Almorcé, me duché, y me cambié.  Sorprendido, totalmente anonadado, como creo yo que cualquiera de nosotros estaría si recibiría esta trágica noticia de alguien tan cercano.
La ventaja de un pueblo tan chico es que después de un par de cuadras caminando bajo éste calor primaveral, llegué al lugar que en realidad no quería llegar, a ese que camine pero que deseaba que a cada paso en vez de acercarme, lo tuviera más lejos.  Tenía ganas de estar ahí, de abrazar y contener cada persona herida por las injusticias de la vida, pero a la vez, tenía tan pocas ganas de estar ahí, porque sabía que iba a ser un espacio tan lúgubre, tan lleno de  incertidumbres inundadas en lágrimas.
Cuando al fin crucé esa puerta polarizada de vidrio, se sintió de golpe esa energía negativa producto de tanta angustia. 
No sabía si acercarme, o quedarme en un rincón, haciendo de cuenta como que no existo. No tenía idea si me tenía que hacer notar, y que sintieran que yo estaba ahí, acompañando, o quedarme al margen, y consolar, desde el silencio.
Al fin me decidí.
Abrazar a esa gente,  que necesitaba apoyo, que no entendía como su hermano, su amigo, su esposo, su padre, su hijo, se había marchado. Gente, que pedía a gritos explicaciones, que imaginaba en sus tristes pensamientos lo feliz que serían si hubiese alguna forma de volver a ver alguna vez en su vida, a aquel  que se marchó.  Personas, que intentaban pero no lograban entender,  como Dios a veces es cruel,  y como la vida desenlaza en extrañas formas que llegan a tal punto de injusticia, que se vuelven inentendibles.
Silencios casi eternos, de esos que nos da vergüenza hasta respirar fuerte para no romperlos.  Incómodos, angustiosos.  Interrumpidos por sollozos, por lágrimas, por puertas que se abrían al compás de las miradas que seguían con sus abiertas y sorprendidas pupilas a los recién llegados a esa habitación que respiraba tristeza.

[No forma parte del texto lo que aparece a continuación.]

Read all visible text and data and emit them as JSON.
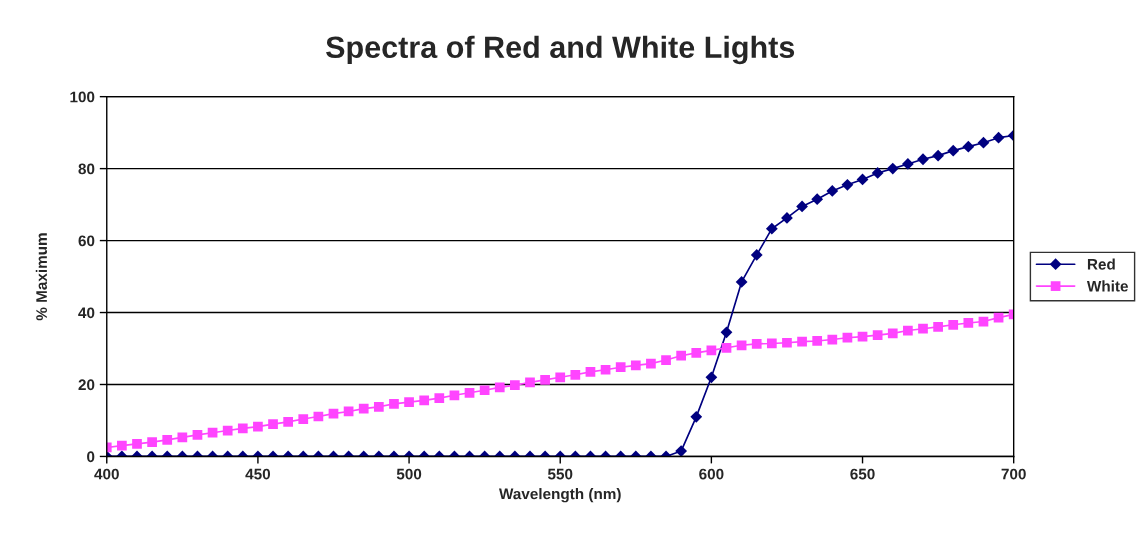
{
  "chart_data": {
    "type": "line",
    "title": "Spectra of Red and White Lights",
    "xlabel": "Wavelength (nm)",
    "ylabel": "% Maximum",
    "x": [
      400,
      405,
      410,
      415,
      420,
      425,
      430,
      435,
      440,
      445,
      450,
      455,
      460,
      465,
      470,
      475,
      480,
      485,
      490,
      495,
      500,
      505,
      510,
      515,
      520,
      525,
      530,
      535,
      540,
      545,
      550,
      555,
      560,
      565,
      570,
      575,
      580,
      585,
      590,
      595,
      600,
      605,
      610,
      615,
      620,
      625,
      630,
      635,
      640,
      645,
      650,
      655,
      660,
      665,
      670,
      675,
      680,
      685,
      690,
      695,
      700
    ],
    "series": [
      {
        "name": "Red",
        "color": "#000080",
        "marker": "diamond",
        "values": [
          0,
          0,
          0,
          0,
          0,
          0,
          0,
          0,
          0,
          0,
          0,
          0,
          0,
          0,
          0,
          0,
          0,
          0,
          0,
          0,
          0,
          0,
          0,
          0,
          0,
          0,
          0,
          0,
          0,
          0,
          0,
          0,
          0,
          0,
          0,
          0,
          0,
          0,
          1.5,
          11,
          22,
          34.5,
          48.5,
          56,
          63.3,
          66.3,
          69.5,
          71.5,
          73.8,
          75.5,
          77,
          78.8,
          80,
          81.3,
          82.6,
          83.6,
          85,
          86.1,
          87.2,
          88.6,
          89.2
        ]
      },
      {
        "name": "White",
        "color": "#ff44ff",
        "marker": "square",
        "values": [
          2.5,
          3.0,
          3.5,
          4.0,
          4.6,
          5.3,
          6.0,
          6.6,
          7.2,
          7.8,
          8.3,
          9.0,
          9.6,
          10.4,
          11.1,
          11.9,
          12.5,
          13.3,
          13.8,
          14.6,
          15.1,
          15.6,
          16.2,
          17.0,
          17.7,
          18.4,
          19.2,
          19.8,
          20.6,
          21.3,
          22.0,
          22.7,
          23.5,
          24.1,
          24.8,
          25.3,
          25.8,
          26.8,
          28.0,
          28.8,
          29.5,
          30.2,
          30.9,
          31.3,
          31.4,
          31.6,
          31.9,
          32.1,
          32.5,
          33.0,
          33.3,
          33.7,
          34.2,
          35.0,
          35.5,
          36.0,
          36.6,
          37.1,
          37.5,
          38.6,
          39.5
        ]
      }
    ],
    "xlim": [
      400,
      700
    ],
    "xticks": [
      400,
      450,
      500,
      550,
      600,
      650,
      700
    ],
    "ylim": [
      0,
      100
    ],
    "yticks": [
      0,
      20,
      40,
      60,
      80,
      100
    ],
    "grid": "y",
    "legend": "right",
    "line_style": "solid"
  }
}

Aunque  tengo que admitir, que las peores interrupciones eran esas.
Y por esas me refiero a aquellas que se llevaban la atención de toda la sala, esas interrupciones del silencio que eran producto de almas en pena que recién se habían chocado con esa pared llamada realidad, asimilando, mirando un cuerpo inerte que, a pesar de sus deseos, ya se había marchado.
Esas interrupciones que venían acompañadas de lamentos, de llantos estremecedores que le partían el alma a uno, la piel se erizaba y sentías esa angustia en el pecho, como un nudo, como de esas sensaciones que son tan tristemente incomparables que no se le desean ni al peor enemigo.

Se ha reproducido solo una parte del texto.